The Chicago Board of Trade was closed Monday, along with the stock market and other exchanges. Jewel didn’t open its supermarkets until 1:30 p.m., but most Chicagoans went to work—county employs were inspired by Cook County Board President George Dunne threatening to dock them a day’s pay if they didn’t. Businesses jumped at the chance to show their connections to the moon mission, no matter how tangential.

The Republic Molding Corp, at 6330 W. Touhy Ave., let it be known that every last moon rock and speck of dust would be gathered in their boilable plastic jars, spaceworthy jars that the public could themselves buy for less than 40 cents apiece.

The landing was frequently viewed through a spiritual lens. Clerics commented. The Chicago Bible Society set up a pulpit on Michigan Avenue and invited passersby to share their prayers on a ledger.

“Help them come throw,” a child scrawled.

“Oh Lord, let us not desecrate the moon as we have God’s green earth,” someone wrote — the first Earth Day was less than a year away, and environmentalism was another common theme.

The accomplishment inspired others to dream big.

”The events of these last few days have filled me with awe and with a vaulting confidence in the outreach of our capabilities,” Robert H. Finch, the president’s secretary of health, education and welfare said at a benefit dinner at the Ambassador West that Tuesday, including the possibility on one cohesive “system for delivery of health care to every American.”

Not everyone was cheering. Activists protested the expense. Columnist Mike Royko looked forward to “other history-shaking walks to be taken”:

”For instance, I’d like to see somebody walk the streets of Lawndale at nigh without standing a good chance of getting his head cracked, whether he is white or black, but especially if he is white.

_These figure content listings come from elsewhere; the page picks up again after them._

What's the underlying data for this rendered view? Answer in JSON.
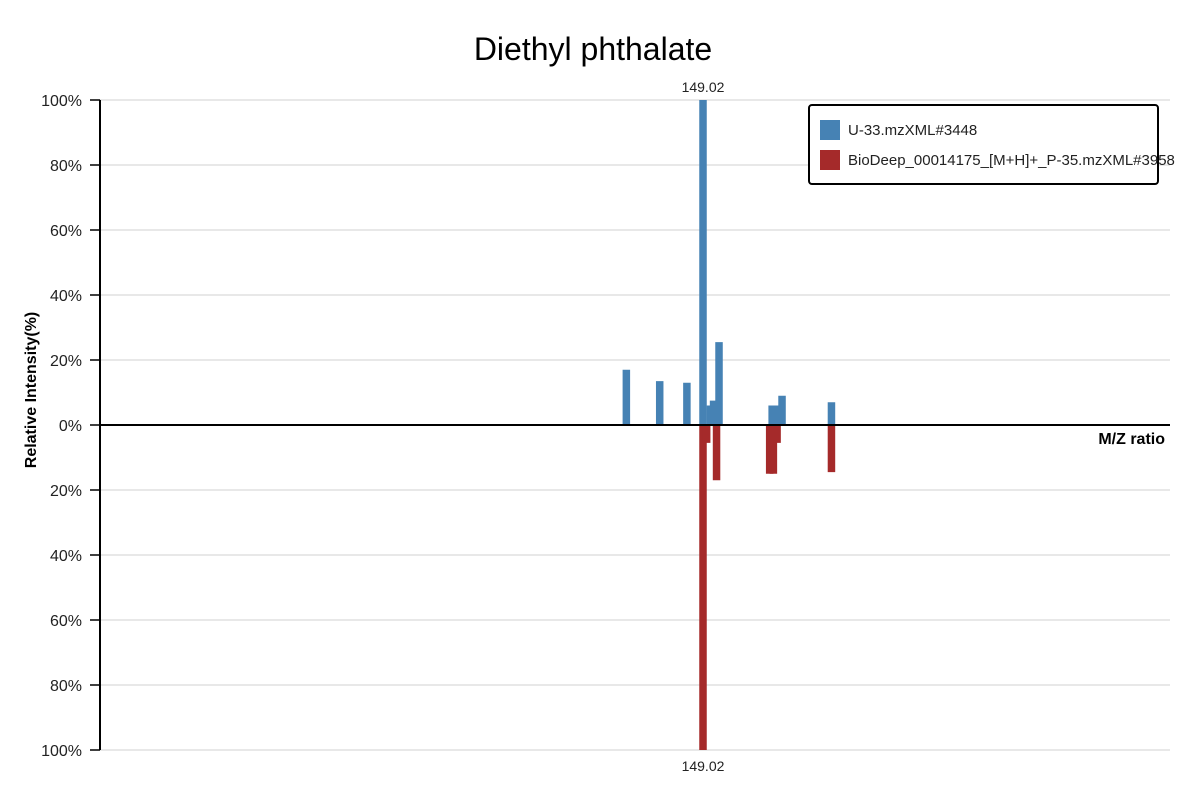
{
  "chart_data": {
    "type": "bar",
    "title": "Diethyl phthalate",
    "xlabel": "M/Z ratio",
    "ylabel": "Relative Intensity(%)",
    "grid": true,
    "legend_position": "top-right",
    "y_ticks_top": [
      "100%",
      "80%",
      "60%",
      "40%",
      "20%",
      "0%"
    ],
    "y_ticks_bottom": [
      "20%",
      "40%",
      "60%",
      "80%",
      "100%"
    ],
    "peak_label_top": "149.02",
    "peak_label_bottom": "149.02",
    "colors": {
      "top": "#4682b4",
      "bottom": "#a52a2a"
    },
    "series": [
      {
        "name": "U-33.mzXML#3448",
        "direction": "up",
        "color": "#4682b4",
        "points": [
          {
            "mz": 118.0,
            "intensity": 17
          },
          {
            "mz": 131.5,
            "intensity": 13.5
          },
          {
            "mz": 142.5,
            "intensity": 13
          },
          {
            "mz": 149.02,
            "intensity": 100
          },
          {
            "mz": 152.0,
            "intensity": 6
          },
          {
            "mz": 153.3,
            "intensity": 7.5
          },
          {
            "mz": 155.5,
            "intensity": 25.5
          },
          {
            "mz": 177.0,
            "intensity": 6
          },
          {
            "mz": 179.0,
            "intensity": 6
          },
          {
            "mz": 181.0,
            "intensity": 9
          },
          {
            "mz": 201.0,
            "intensity": 7
          }
        ]
      },
      {
        "name": "BioDeep_00014175_[M+H]+_P-35.mzXML#3958",
        "direction": "down",
        "color": "#a52a2a",
        "points": [
          {
            "mz": 149.02,
            "intensity": 100
          },
          {
            "mz": 150.5,
            "intensity": 5.5
          },
          {
            "mz": 154.5,
            "intensity": 17
          },
          {
            "mz": 176.0,
            "intensity": 15
          },
          {
            "mz": 177.5,
            "intensity": 15
          },
          {
            "mz": 179.0,
            "intensity": 5.5
          },
          {
            "mz": 201.0,
            "intensity": 14.5
          }
        ]
      }
    ],
    "xlim": [
      -95,
      338
    ]
  }
}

”And I’d like to see a black man walk through the Back of the Yards, Gage Park or Cicero without being forced to flee for his life.

”Come the first day of school in September, I’d like to see all the kids in all the big cities walk into their classrooms to a decent education.

”When gravely sick poor people walk into a hospital, let them get the same treatment and kindness that is afforded to rich people.”

A woman who “just wanted to speak her mind” phoned the Daily News to complain of all the moon-landing hubbub.

”Now that they’re on the moon, what are they going to do with it?” she asked.